Mattis’s Infantry Task Force: Righting ‘A Generational Wrong’


Eight months ago, Defense Secretary Jim Mattis created the Close Combat Lethality Task Force to right a generational wrong. A retired Marine Corps infantryman himself, Mattis understood that America’s close combat forces, consisting of less than four percent of those in uniform, had suffered more than ninety percent of American combat deaths since the end of World War II. His intent: to make our infantry formations dominant on tomorrow’s battlefields. 

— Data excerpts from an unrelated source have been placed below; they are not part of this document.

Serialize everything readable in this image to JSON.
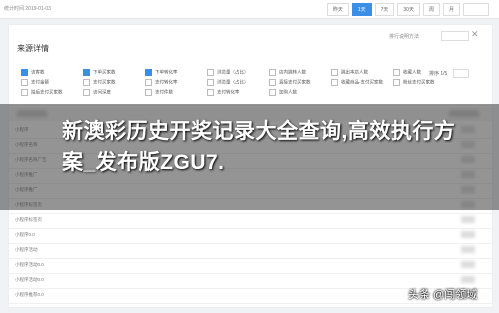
{
  "topbar": {
    "stat_text": "统计时间 2019-01-03",
    "periods": [
      {
        "label": "昨天"
      },
      {
        "label": "1天"
      },
      {
        "label": "7天"
      },
      {
        "label": "30天"
      },
      {
        "label": "周"
      },
      {
        "label": "月"
      }
    ]
  },
  "panel": {
    "title": "来源详情",
    "note": "排行说明方法",
    "filters": [
      [
        "访客数",
        "下单买家数",
        "下单转化率",
        "浏览量（占比）",
        "店内跳转人数",
        "跳出本店人数",
        "收藏人数",
        "加购人数"
      ],
      [
        "支付金额",
        "支付买家数",
        "支付转化率",
        "浏览量（占比）",
        "直接支付买家数",
        "收藏商品-支付买家数",
        "粉丝支付买家数",
        "加购商品-支付买家数"
      ],
      [
        "拍后支付买家数",
        "访问深度",
        "支付件数",
        "支付转化率",
        "加购人数"
      ]
    ],
    "sort_label": "排序 1/5",
    "rows": [
      "小程序",
      "小程序名称",
      "小程序名称广告",
      "小程序推广",
      "小程序推广",
      "小程序标签页",
      "小程序标签页",
      "小程序0.0",
      "小程序活动",
      "小程序活动0.0",
      "小程序活动0.0",
      "小程序推荐0.0"
    ]
  },
  "headline": "新澳彩历史开奖记录大全查询,高效执行方案_发布版ZGU7.",
  "watermark": "头条 @闯领域"
}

Most efforts at reforming the Pentagon are premised on the development and acquisition of things — guns, planes, ships, missiles, satellites, all at every-increasing expense. But close combat demands far more than superior weaponry. At its essence, the close fight is a uniquely human experience that matches one small unit against another in a duel to the death. Victory comes to the side that has superior will, cunning, intelligence, tenacity, and skill at arms.

Thus technology is only one of the Task Force’s five lines of effort. Three others embrace the intangibles of the human dimension: personnel policy, training, and human performance in combat. The fifth is a future-gazing effort to leverage emerging, as-yet unproven science — from new lightweight materials to cognitive performance — to achieve leap ahead advantages on tomorrow’s battlefields.